Num ambiente polarizado, os economistas se digladiam no debate sobre os papéis do mercado e do governo — uma questão que não se restringe à questão dos estímulos para reavivar economias anêmicas. Em 2010, os britânicos Richard Wilkinson e Kate Pickett publicaram o livro O Espírito da Igualdade: Por Que Razão Sociedades Mais Igualitárias Funcionam Quase Sempre Melhor. Usando variáveis como expectativa de vida, obesidade e crime, Wilkinson e Kate tentam demonstrar as consequências negativas da desigualdade social.
Logo após o lançamento, os dois economistas sentiram na pele o clima quente reinante na academia — a obra chegou a ser chamada de panfleto socialista por seus críticos. No recém-lançado Economics After the Crisis: Objectives and Means (“A economia depois da crise: objetivos e meios”, numa tradução livre), o economista Adair Turner, que também é presidente da Financial Services Authority, o órgão regulador do mercado financeiro britânico, analisa a polêmica de forma menos acalorada.
Turner coloca em dúvida as correlações apresentadas em O Espírito da Igualdade para justificar a tese de que a desigualdade deve ser combatida. “As escolas no sul dos Estados Unidos registram alto grau de evasão porque há muita desigualdade social, ou esses estados têm alta desigualdade por causa da evasão gigante? Quando examinamos esse tema, temos sempre de ser cautelosos antes de dizer que achamos a variável determinante.”
Ao final, Turner concorda com a premissa de que a desigualdade não é desejável nem nos países ricos, onde os mais pobres têm aumento de renda absoluto, mas não relativo. “O descontentamento causado em uma parcela considerável da população pelos desníveis sociais deve fazer parte das preocupações dos economistas”, escreve em seu livro.
À medida que ganha força o discurso pró-Estado, vem a indagação: os defensores do livre mercado ainda têm o que dizer? No que diz respeito ao crescimento econômico, sim. Economias planejadas mostraram-se um fracasso — ineficientes e corruptas. Da Coreia à China, o mercado ajudou a encurtar a distância em relação aos países mais avançados. Livre mercado e inovação também costumam andar de mãos dadas.

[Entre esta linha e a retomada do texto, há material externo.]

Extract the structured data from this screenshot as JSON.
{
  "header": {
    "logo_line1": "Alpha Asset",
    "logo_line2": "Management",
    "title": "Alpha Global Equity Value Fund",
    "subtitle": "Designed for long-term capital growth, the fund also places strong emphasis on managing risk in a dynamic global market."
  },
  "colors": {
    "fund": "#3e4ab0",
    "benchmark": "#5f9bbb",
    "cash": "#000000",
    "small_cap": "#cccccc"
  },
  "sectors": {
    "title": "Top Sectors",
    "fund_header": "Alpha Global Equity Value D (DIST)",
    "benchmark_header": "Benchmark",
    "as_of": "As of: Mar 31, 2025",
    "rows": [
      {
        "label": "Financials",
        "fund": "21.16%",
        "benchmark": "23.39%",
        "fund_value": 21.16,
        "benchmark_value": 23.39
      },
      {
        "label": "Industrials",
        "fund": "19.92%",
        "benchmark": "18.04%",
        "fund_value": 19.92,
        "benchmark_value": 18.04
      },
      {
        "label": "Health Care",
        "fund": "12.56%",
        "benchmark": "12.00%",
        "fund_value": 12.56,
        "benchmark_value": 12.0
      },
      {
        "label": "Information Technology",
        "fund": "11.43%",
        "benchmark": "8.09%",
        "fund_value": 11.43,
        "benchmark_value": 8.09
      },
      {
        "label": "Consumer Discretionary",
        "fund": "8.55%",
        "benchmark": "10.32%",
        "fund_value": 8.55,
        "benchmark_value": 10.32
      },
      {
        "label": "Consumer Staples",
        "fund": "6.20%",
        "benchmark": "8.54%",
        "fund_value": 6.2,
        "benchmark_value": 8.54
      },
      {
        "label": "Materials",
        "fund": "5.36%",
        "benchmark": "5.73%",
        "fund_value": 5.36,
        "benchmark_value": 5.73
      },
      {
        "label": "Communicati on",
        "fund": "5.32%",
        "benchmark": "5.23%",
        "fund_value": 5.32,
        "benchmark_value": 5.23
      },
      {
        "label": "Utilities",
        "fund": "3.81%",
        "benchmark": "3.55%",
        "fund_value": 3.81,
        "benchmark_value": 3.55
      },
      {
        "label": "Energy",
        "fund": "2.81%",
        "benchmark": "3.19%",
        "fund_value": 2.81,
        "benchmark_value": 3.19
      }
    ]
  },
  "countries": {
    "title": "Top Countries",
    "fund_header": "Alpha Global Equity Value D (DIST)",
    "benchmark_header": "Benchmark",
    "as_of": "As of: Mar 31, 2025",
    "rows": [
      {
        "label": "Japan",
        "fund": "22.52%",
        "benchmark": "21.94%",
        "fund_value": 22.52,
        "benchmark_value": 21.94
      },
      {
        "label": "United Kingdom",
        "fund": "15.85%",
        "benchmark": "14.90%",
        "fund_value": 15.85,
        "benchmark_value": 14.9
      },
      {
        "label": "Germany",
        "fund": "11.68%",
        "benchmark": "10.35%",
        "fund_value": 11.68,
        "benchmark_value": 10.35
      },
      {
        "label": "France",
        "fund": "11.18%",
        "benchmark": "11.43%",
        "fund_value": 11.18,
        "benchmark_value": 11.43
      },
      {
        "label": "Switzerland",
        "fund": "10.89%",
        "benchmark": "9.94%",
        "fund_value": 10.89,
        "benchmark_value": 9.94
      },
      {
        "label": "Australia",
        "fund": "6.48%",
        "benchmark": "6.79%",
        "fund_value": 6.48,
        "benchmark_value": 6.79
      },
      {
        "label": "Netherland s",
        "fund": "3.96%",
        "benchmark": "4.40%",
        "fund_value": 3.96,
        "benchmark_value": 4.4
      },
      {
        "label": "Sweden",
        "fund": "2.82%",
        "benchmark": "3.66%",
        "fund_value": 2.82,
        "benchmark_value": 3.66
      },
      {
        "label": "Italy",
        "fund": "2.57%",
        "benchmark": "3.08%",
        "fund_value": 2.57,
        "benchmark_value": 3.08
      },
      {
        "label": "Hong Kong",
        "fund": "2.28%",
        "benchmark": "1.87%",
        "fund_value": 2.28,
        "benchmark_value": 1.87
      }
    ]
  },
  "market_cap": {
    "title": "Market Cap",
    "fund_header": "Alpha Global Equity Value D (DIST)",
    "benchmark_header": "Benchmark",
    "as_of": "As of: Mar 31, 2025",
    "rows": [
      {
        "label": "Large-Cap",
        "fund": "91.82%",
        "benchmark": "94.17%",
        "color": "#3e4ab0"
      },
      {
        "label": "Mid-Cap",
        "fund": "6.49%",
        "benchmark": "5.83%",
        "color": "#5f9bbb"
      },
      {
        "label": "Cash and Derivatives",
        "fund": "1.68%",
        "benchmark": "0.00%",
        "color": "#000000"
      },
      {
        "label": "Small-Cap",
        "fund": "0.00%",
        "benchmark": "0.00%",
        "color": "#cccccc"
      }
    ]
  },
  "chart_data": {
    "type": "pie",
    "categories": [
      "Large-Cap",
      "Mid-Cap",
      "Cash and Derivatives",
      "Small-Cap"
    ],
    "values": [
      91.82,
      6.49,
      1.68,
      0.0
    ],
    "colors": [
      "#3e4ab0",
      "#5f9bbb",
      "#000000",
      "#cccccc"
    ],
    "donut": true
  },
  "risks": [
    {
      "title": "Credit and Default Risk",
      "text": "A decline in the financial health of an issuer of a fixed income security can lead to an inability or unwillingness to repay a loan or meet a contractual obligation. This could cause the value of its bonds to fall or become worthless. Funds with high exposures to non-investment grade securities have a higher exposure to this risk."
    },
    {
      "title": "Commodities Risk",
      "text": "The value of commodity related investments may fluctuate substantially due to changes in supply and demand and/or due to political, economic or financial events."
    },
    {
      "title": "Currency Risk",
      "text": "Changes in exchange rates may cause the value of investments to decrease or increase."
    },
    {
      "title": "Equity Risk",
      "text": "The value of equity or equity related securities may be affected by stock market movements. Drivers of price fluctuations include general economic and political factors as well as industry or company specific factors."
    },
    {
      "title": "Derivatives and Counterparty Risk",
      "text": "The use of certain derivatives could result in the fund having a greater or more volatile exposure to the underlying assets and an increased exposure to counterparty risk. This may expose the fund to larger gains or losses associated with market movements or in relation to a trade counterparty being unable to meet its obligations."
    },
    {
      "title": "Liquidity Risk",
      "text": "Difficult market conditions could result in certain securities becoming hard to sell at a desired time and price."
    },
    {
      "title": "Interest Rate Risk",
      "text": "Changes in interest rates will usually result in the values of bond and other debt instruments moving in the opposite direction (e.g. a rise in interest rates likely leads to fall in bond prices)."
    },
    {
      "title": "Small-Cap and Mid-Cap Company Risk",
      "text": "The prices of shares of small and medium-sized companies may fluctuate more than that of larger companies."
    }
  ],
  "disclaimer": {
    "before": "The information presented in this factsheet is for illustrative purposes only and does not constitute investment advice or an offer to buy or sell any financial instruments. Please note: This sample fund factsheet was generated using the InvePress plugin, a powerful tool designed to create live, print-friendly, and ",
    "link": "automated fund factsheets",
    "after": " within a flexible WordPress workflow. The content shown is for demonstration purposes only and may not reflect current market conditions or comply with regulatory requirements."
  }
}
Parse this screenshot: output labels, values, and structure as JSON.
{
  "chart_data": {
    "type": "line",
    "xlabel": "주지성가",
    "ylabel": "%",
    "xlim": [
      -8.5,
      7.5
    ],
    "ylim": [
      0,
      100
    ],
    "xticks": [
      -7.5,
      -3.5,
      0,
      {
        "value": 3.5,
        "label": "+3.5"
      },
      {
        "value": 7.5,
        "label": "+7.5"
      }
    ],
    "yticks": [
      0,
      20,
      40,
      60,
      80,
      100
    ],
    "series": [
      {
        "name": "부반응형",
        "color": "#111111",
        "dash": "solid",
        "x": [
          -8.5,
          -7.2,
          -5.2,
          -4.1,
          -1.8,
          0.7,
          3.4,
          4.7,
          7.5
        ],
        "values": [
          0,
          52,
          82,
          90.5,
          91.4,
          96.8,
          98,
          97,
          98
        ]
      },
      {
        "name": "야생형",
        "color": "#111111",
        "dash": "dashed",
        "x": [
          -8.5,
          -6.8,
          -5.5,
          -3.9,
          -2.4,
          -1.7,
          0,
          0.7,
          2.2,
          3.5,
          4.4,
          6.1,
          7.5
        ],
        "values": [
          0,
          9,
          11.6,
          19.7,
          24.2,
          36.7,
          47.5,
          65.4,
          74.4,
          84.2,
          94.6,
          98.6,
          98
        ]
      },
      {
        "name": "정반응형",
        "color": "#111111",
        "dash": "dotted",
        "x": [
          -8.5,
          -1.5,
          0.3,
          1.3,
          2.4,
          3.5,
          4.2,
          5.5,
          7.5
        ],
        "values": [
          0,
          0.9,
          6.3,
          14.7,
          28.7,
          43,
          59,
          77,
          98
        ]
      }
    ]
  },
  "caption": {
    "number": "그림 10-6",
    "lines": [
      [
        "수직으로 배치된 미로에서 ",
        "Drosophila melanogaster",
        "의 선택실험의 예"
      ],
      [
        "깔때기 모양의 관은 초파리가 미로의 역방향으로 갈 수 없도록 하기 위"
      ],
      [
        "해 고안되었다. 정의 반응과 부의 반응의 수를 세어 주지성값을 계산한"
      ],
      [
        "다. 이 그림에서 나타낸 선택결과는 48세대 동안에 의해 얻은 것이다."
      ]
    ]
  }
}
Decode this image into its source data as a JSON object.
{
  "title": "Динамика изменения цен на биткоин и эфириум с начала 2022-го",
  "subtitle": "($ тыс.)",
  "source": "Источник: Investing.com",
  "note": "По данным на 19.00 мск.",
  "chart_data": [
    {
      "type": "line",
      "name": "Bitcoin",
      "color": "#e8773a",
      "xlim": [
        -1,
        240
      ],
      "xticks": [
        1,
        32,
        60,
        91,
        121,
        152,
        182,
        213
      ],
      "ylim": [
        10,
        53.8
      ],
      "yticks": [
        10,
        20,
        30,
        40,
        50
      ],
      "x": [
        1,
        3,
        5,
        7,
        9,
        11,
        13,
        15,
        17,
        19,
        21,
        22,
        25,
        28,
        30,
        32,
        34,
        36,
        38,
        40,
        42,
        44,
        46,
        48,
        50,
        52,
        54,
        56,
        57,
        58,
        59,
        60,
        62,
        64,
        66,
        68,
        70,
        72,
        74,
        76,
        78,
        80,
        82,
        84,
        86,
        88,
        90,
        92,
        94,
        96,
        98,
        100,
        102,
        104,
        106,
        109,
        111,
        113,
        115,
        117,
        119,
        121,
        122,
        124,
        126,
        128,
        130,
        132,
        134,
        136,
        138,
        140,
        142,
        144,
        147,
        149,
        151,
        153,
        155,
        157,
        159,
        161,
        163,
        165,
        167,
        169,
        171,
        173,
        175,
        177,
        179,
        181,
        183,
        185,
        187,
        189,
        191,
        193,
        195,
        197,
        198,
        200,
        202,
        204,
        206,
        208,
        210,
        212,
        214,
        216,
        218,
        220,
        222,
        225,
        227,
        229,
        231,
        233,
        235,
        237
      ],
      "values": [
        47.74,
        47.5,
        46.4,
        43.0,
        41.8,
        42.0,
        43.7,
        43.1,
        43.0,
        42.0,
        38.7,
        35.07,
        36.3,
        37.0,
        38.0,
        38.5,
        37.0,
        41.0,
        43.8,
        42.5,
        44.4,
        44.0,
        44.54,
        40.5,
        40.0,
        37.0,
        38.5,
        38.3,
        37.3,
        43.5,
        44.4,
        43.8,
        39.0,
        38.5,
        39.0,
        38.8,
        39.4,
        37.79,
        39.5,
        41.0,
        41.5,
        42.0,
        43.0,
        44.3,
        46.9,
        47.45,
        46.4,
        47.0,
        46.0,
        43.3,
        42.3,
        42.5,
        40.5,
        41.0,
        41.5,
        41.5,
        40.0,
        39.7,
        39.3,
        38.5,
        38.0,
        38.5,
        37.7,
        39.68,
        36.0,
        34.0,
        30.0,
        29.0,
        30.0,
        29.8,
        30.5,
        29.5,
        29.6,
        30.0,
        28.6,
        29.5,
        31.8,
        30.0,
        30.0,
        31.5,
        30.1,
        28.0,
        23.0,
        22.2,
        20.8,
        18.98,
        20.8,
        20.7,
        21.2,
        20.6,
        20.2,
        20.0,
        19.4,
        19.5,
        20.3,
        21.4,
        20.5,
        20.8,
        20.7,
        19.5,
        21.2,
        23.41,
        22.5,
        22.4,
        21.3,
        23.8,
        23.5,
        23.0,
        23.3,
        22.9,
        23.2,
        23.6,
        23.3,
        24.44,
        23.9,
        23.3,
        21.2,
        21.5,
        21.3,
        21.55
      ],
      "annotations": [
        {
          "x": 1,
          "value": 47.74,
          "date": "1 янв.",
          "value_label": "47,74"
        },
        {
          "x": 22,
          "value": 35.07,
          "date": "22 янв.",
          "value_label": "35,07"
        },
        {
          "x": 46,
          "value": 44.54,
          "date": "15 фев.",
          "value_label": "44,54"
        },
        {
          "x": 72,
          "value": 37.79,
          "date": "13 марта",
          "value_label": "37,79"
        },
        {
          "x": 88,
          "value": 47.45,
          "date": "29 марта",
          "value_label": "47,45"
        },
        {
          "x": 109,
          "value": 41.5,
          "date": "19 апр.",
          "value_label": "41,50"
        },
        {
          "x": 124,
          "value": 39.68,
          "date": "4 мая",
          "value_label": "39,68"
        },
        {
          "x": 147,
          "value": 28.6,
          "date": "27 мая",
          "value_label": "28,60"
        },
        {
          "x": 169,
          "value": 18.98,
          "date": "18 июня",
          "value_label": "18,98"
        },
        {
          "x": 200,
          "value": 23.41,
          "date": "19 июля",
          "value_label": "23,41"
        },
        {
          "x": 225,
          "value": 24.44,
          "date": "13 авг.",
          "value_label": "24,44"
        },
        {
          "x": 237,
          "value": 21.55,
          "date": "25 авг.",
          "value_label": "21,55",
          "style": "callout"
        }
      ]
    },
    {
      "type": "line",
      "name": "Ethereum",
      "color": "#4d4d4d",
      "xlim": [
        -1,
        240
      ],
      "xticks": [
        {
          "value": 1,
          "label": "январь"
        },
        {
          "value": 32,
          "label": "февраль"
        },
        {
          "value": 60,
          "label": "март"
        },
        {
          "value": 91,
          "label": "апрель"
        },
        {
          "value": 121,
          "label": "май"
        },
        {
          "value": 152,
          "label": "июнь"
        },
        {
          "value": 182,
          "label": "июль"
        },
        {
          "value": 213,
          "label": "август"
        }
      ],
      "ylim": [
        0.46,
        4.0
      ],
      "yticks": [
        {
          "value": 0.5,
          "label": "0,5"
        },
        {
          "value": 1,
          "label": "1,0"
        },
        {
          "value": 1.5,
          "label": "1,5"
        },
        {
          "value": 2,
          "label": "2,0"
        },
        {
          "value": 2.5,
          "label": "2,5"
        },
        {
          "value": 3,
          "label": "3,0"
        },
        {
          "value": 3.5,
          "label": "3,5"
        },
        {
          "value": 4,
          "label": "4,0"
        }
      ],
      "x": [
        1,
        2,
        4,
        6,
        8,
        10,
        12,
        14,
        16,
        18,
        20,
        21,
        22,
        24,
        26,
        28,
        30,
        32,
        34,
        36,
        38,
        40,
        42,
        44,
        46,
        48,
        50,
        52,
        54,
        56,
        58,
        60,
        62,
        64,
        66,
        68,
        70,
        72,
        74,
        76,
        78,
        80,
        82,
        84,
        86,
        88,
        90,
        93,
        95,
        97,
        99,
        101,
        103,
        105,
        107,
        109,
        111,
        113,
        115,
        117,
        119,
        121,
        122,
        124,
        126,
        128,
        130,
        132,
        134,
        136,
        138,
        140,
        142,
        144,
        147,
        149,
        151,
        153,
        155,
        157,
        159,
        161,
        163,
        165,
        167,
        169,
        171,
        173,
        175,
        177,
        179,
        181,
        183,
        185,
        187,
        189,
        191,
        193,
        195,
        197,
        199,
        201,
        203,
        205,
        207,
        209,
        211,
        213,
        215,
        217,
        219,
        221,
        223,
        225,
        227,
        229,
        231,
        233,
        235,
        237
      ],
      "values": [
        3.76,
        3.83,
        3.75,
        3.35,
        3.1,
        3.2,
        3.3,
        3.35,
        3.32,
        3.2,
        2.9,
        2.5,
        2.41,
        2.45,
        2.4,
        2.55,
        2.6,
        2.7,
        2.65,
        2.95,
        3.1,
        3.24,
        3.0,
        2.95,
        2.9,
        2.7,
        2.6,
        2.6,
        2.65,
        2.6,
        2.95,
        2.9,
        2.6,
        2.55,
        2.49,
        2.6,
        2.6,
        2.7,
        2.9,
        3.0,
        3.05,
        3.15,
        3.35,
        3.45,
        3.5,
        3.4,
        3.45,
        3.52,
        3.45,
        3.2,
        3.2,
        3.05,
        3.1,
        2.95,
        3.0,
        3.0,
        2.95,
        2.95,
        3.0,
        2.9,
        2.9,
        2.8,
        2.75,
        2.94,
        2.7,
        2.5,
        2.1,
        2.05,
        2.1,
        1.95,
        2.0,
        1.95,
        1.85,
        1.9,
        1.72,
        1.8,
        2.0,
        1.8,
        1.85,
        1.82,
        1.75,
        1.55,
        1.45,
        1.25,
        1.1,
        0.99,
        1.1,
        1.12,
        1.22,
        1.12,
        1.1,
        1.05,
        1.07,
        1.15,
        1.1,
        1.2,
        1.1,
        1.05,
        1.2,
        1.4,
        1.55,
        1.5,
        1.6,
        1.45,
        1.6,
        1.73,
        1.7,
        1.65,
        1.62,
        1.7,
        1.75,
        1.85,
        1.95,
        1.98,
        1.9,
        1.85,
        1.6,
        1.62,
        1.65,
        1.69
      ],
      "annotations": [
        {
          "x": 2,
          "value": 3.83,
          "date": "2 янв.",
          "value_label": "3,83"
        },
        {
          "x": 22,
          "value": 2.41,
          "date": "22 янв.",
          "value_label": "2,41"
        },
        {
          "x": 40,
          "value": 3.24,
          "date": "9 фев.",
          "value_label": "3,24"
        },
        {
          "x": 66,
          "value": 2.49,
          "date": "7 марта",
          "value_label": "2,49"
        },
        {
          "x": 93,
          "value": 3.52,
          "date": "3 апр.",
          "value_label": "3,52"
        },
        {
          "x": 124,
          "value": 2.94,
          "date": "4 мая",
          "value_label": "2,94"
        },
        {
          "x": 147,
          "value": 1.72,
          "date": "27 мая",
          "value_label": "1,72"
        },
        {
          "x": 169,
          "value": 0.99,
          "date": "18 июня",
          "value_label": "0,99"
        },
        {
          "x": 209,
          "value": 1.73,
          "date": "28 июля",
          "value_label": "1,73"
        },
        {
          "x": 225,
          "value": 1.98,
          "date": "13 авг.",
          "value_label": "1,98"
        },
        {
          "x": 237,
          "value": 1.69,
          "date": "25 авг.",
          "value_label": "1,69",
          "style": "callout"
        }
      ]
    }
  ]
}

“Não há evidência de que países com setores públicos vultosos sejam bons na geração de crescimento. Se você exclui os países escandinavos, a magia do Estado grande desaparece”, diz Edmund Phelps, ganhador do Nobel de Economia em 2006. O Brasil é um bom exemplo dos problemas do Estado gigante. “O governo é bom em cobrar impostos e péssimo na prestação de serviços”, diz Alexandre Schwartsman, ex-diretor do BC.
No livro Desenvolvimento como Liberdade, Amartya Sen, Nobel de Economia em 1998, convida o leitor a imaginar um mundo no qual a economia centralizada fosse tão eficaz quanto a de mercado. Isso faria dessa opção algo desejável? Não, diz Sen. O fato de as pessoas poderem decidir onde trabalhar, o que produzir e o que consumir é um importante fator de liberdade.
O mérito do mercado não está somente na capacidade de gerar eficiência, mas em criar o processo que nos permite alcançar esses resultados. Que os políticos com ímpetos estatais sempre se lembrem desse ensinamento. Com o pêndulo mais voltado para as questões sociais, é hora de evitar excessos.